Entanglement is an important quantum resource in both quantum communication and computation. The applications of entanglement information processing such as quantum teleportation, quantum key distribution (QKD), quantum dense coding, quantum secret sharing (QSS), and quantum secure direct communication (QSDC) all resort the entanglement to set up the quantum channel between long distant locations.

The multi-particle W entangled state cannot be converted to the Greenberger-Horne-Zeilinger (GHZ) state directly with local operation and classical communication (LOCC). The multi-particle W entangled state also plays an important role in quantum information processing, such as teleportation, superdense coding, and so on.

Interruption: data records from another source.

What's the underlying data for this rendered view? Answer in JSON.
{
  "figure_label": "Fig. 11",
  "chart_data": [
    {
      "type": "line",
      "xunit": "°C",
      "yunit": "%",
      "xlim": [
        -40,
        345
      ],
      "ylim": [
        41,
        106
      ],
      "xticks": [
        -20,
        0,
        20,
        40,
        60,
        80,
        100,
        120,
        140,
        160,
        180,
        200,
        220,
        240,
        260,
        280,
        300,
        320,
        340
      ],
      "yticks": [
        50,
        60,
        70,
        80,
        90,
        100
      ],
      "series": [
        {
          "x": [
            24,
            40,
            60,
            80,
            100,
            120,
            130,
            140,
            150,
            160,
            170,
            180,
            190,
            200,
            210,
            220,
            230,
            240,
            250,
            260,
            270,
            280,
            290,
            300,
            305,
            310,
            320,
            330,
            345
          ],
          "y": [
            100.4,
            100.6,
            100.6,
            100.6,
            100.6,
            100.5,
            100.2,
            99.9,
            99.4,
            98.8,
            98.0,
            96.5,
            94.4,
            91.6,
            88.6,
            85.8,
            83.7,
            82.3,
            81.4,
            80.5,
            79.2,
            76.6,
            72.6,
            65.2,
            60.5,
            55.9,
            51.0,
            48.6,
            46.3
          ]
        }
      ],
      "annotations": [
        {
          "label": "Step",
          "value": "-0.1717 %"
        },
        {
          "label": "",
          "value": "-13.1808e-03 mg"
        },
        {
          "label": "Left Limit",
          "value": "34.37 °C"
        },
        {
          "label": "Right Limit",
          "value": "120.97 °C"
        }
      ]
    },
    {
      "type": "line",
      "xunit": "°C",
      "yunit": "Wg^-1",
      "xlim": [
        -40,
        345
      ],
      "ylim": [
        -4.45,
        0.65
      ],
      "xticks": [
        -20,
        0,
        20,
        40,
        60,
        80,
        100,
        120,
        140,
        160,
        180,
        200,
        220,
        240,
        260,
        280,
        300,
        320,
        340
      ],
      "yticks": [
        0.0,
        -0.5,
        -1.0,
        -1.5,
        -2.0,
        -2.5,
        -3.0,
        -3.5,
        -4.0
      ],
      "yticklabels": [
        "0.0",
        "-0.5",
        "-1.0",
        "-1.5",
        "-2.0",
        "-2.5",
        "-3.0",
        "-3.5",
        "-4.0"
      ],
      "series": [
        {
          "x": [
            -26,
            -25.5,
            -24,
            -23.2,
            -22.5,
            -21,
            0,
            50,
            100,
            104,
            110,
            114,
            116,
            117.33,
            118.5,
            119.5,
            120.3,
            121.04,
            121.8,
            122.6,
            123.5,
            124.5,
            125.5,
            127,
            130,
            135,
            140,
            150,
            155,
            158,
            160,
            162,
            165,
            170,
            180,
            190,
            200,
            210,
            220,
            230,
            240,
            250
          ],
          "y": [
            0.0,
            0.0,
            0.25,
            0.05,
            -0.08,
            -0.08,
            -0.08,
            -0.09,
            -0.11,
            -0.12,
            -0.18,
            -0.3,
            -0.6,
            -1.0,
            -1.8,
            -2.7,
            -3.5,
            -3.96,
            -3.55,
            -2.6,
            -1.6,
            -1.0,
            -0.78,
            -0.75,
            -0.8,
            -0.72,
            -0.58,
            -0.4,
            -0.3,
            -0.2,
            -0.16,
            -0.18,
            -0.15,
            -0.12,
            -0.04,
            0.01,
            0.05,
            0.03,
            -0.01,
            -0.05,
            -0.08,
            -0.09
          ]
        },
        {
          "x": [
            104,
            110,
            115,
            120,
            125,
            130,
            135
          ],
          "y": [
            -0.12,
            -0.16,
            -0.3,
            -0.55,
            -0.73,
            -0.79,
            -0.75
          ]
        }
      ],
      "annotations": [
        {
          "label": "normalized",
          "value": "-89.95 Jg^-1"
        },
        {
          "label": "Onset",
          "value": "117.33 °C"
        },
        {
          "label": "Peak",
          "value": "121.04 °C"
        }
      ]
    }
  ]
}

This is a schematic drawing of the ECP with PPC gate. Credit: ©Science China Press

During the practical application, one of the main obstacles comes from the channel noise. It will make the maximally entangled state become a less-entangled state. The degraded entangled state will decrease the efficiency of the quantum communication, and it will also make the quantum communication insecure. Entanglement concentration focuses on the pure less-entangled system, which can be used to recover a pure less-entangled state into a maximally entangled state with LOCC.

Though many entanglement concentration protocols (ECPs) were proposed, they either focus on the two-particle Bell-state, or some three-particle W entangled states, especially the W state with special structure. None protocol can concentrate an arbitrary N-particle W state.

This paper described an efficient approach to distill the arbitrary N-particle less-entangled W state into maximally entangled W state in an optical system. The main principle of this approach is to exploit the parity-check gate. It comprises two protocols. The first protocol uses the partially parity-check (PPC) gate. It is essentially a polarization beam splitter (PBS). The second protocol uses the cross-Kerr nonlinearity to implement the complete parity-check (CPC) gate. Both protocols require the single photon as auxiliary. For an N-photon less-entangled W state concentration, it requires N-1 auxiliary single photons. If exploiting the CPC gate to perform the concentration, each step can be repeated to obtain a higher success probability. Our research also reveals that the total success probability is related to the initial coefficients of the less-entangled W state, especially the minimum coefficient. In other words, the success probability is essentially related to the entanglement of the less-entangled W state, which is decided by the minimum coefficient.

These protocols provided a universal approach to concentrate the arbitrary N-photon less-entangled W state. The first protocol only requires the PBSs, which is feasible in current experiment. The second protocol with the cross-Kerr nonlinearity can obtain higher success probability. Both protocols may be useful in future quantum information processing.